You are viewing a plain text version of this content. The canonical link for it is here.
Posted to issues@solr.apache.org by "Sean W (Jira)" <ji...@apache.org> on 2022/06/01 21:23:00 UTC

[jira] [Updated] (SOLR-16228) solr 9 docker container searches 400%+ slower than solr 8 docker container

     [ https://issues.apache.org/jira/browse/SOLR-16228?page=com.atlassian.jira.plugin.system.issuetabpanels:all-tabpanel ]

Sean W updated SOLR-16228:
--------------------------
    Description: 
Hi Everyone, 

I just found that Solr 8 searches are 400%+ faster than Solr 9. 

In case it helps, my setup is on Windows 10 using WSL2 and Dropbox, but using the official Docker images.
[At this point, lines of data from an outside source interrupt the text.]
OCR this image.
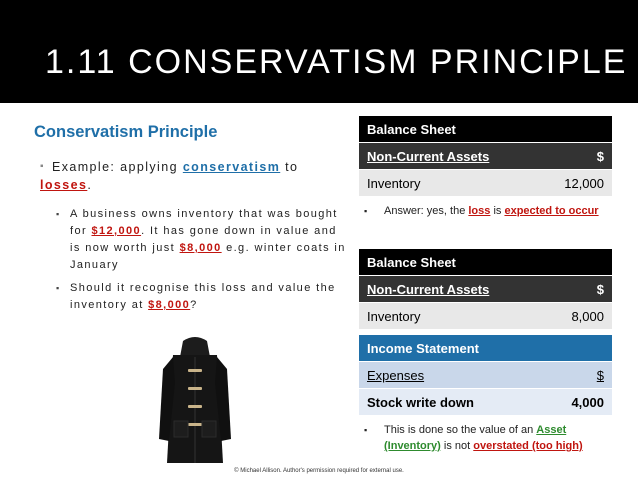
1.11 CONSERVATISM PRINCIPLE
Conservatism Principle
▪ Example: applying conservatism to
losses.
▪ A business owns inventory that was bought for $12,000. It has gone down in value and is now worth just $8,000 e.g. winter coats in January
▪ Should it recognise this loss and value the inventory at $8,000?
Balance Sheet	
Non-Current Assets	$
Inventory	12,000
▪ Answer: yes, the loss is expected to occur
Balance Sheet	
Non-Current Assets	$
Inventory	8,000
Income Statement	
Expenses	$
Stock write down	4,000
▪ This is done so the value of an Asset (Inventory) is not overstated (too high)
© Michael Allison. Author's permission required for external use.
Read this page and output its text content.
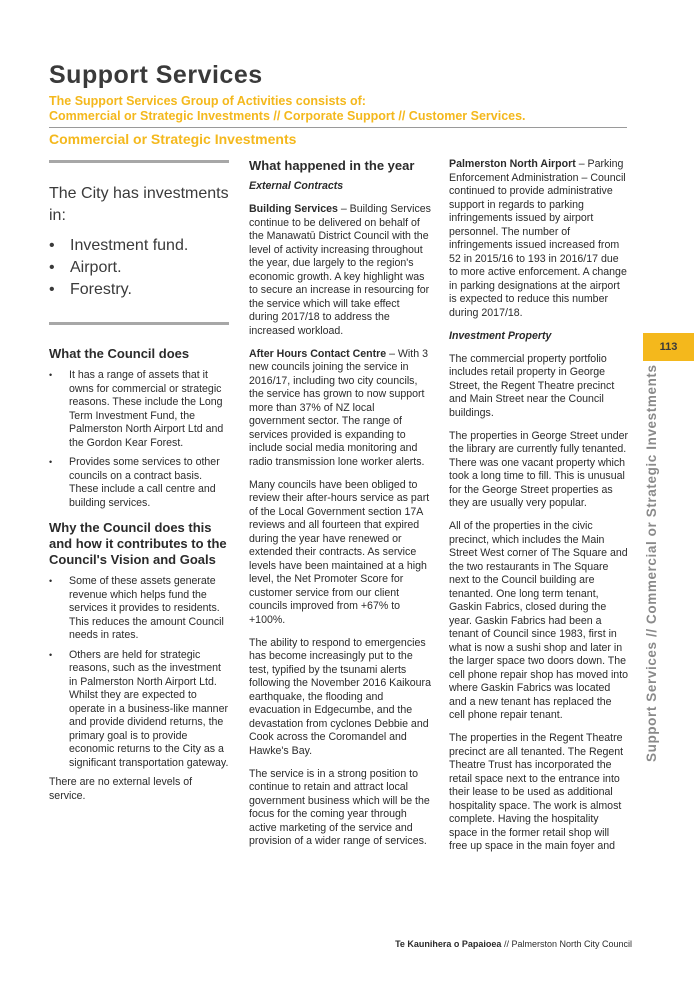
Support Services
The Support Services Group of Activities consists of:
Commercial or Strategic Investments // Corporate Support // Customer Services.
Commercial or Strategic Investments

The City has investments in:

• Investment fund.
• Airport.
• Forestry.
What the Council does
• It has a range of assets that it owns for commercial or strategic reasons. These include the Long Term Investment Fund, the Palmerston North Airport Ltd and the Gordon Kear Forest.
• Provides some services to other councils on a contract basis. These include a call centre and building services.
Why the Council does this and how it contributes to the Council's Vision and Goals
• Some of these assets generate revenue which helps fund the services it provides to residents. This reduces the amount Council needs in rates.
• Others are held for strategic reasons, such as the investment in Palmerston North Airport Ltd. Whilst they are expected to operate in a business-like manner and provide dividend returns, the primary goal is to provide economic returns to the City as a significant transportation gateway.

There are no external levels of service.

What happened in the year

External Contracts

Building Services – Building Services continue to be delivered on behalf of the Manawatū District Council with the level of activity increasing throughout the year, due largely to the region's economic growth. A key highlight was to secure an increase in resourcing for the service which will take effect during 2017/18 to address the increased workload.

After Hours Contact Centre – With 3 new councils joining the service in 2016/17, including two city councils, the service has grown to now support more than 37% of NZ local government sector. The range of services provided is expanding to include social media monitoring and radio transmission lone worker alerts.

Many councils have been obliged to review their after-hours service as part of the Local Government section 17A reviews and all fourteen that expired during the year have renewed or extended their contracts. As service levels have been maintained at a high level, the Net Promoter Score for customer service from our client councils improved from +67% to +100%.

The ability to respond to emergencies has become increasingly put to the test, typified by the tsunami alerts following the November 2016 Kaikoura earthquake, the flooding and evacuation in Edgecumbe, and the devastation from cyclones Debbie and Cook across the Coromandel and Hawke's Bay.

The service is in a strong position to continue to retain and attract local government business which will be the focus for the coming year through active marketing of the service and provision of a wider range of services.

Palmerston North Airport – Parking Enforcement Administration – Council continued to provide administrative support in regards to parking infringements issued by airport personnel. The number of infringements issued increased from 52 in 2015/16 to 193 in 2016/17 due to more active enforcement. A change in parking designations at the airport is expected to reduce this number during 2017/18.

Investment Property

The commercial property portfolio includes retail property in George Street, the Regent Theatre precinct and Main Street near the Council buildings.

The properties in George Street under the library are currently fully tenanted. There was one vacant property which took a long time to fill. This is unusual for the George Street properties as they are usually very popular.

All of the properties in the civic precinct, which includes the Main Street West corner of The Square and the two restaurants in The Square next to the Council building are tenanted. One long term tenant, Gaskin Fabrics, closed during the year. Gaskin Fabrics had been a tenant of Council since 1983, first in what is now a sushi shop and later in the larger space two doors down. The cell phone repair shop has moved into where Gaskin Fabrics was located and a new tenant has replaced the cell phone repair tenant.

The properties in the Regent Theatre precinct are all tenanted. The Regent Theatre Trust has incorporated the retail space next to the entrance into their lease to be used as additional hospitality space. The work is almost complete. Having the hospitality space in the former retail shop will free up space in the main foyer and

113
Support Services // Commercial or Strategic Investments
Te Kaunihera o Papaioea // Palmerston North City Council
Steps to reproduce, starting with fast Solr 8:

 
{code:java}
NAME=solr8
PORT=8983
CORE=demo  # because that's available in the docker image - yay!
VERSION=8.11.1 

# create a named volume so you can retain the index and mount it to other versions of docker run
docker volume create $NAME
docker run \
            --mount type=volume,source=$NAME,target=/var/solr \
            --restart always -d -p 127.0.0.1:$PORT:8983 \
            --name $NAME -e SOLR_HEAP=8000m -t \
            --memory="9000m" \
            --memory-swap="9000m" \
            --memory-swappiness=0 \
            --mount type=bind,source=/mnt/c/Users/foo,target=/opt/solr/mydata \
            solr:$VERSION \
            solr-demo

# Solr 8
docker exec -ti --user=solr $NAME bash -c \
    'cp -r /opt/solr/server/solr/configsets/_default/conf/* /var/solr/data/$CORE/conf/'
docker restart $NAME

# seed PDFs -- capitalization MUST match filesystem here!!!
docker exec --user=solr \
            $NAME \
            find \
                 /opt/solr/mydata/Dropbox/PDFs/Shared \
            -not -path \
                '/opt/solr/mydata/Dropbox/PDFs/*/.stversions*' \
            -name '*.pdf' \
            -type f \
            -exec bin/post -c $CORE \
            "{}" ';'{code}
 

Now the slower Solr 9:
{code:java}
NAME=solr9
PORT=8984
CORE=demo  # because that's available in the docker image - yay!
VERSION=latest # create a named volume so you can retain the index and mount it to other versions of docker run
docker volume create $NAME
docker run \
            --mount type=volume,source=$NAME,target=/var/solr \
            --restart always -d -p 127.0.0.1:$PORT:8983 \
            --name $NAME -e SOLR_HEAP=8000m -t \
            --memory="9000m" \
            --memory-swap="9000m" \
            --memory-swappiness=0 \
            --mount type=bind,source=/mnt/c/Users/foo,target=/opt/solr/mydata \
            solr:$VERSION \
            solr-demo# seed PDFs -- capitalization MUST match filesystem here!!!
docker exec --user=solr \
            $NAME \
            find \
                 /opt/solr/mydata/Dropbox/PDFs/Shared \
            -not -path \
                '/opt/solr/mydata/Dropbox/PDFs/*/.stversions*' \
            -name '*.pdf' \
            -type f \
            -exec bin/post -c $CORE \
            "{}" ';'
 {code}
When using the Linux `time`  command, I see:
solr 8: .04 seconds REAL time

solr 9: 2.7 seconds REAL time

My query:
{code:java}
/usr/bin/time -f %e curl -G --data-urlencode q=xfoo -s 'http://localhost:$PORT/solr/$CORE/select?fl=highlighting,score&hl.method=unified&hl=true&hl.simple.pre=&hl.simple.post=&hl.snippets=3&hl.fragsize=100&hl.maxMultiValuedToMatch=2&hl.maxAnalyzedChars=0&hl.mergeContiguous=true&hl.requireFieldMatch=true&rows=9999 {code}
Could this be a performance regression from [changing the base image to eclipse-temurin:17-jre|https://issues.apache.org/jira/browse/SOLR-15949?focusedCommentId=17488070&page=com.atlassian.jira.plugin.system.issuetabpanels:comment-tabpanel#comment-17488070]?

  was:
Hi Everyone, 

Solr 8 searches are 400%+ faster than Solr 9. 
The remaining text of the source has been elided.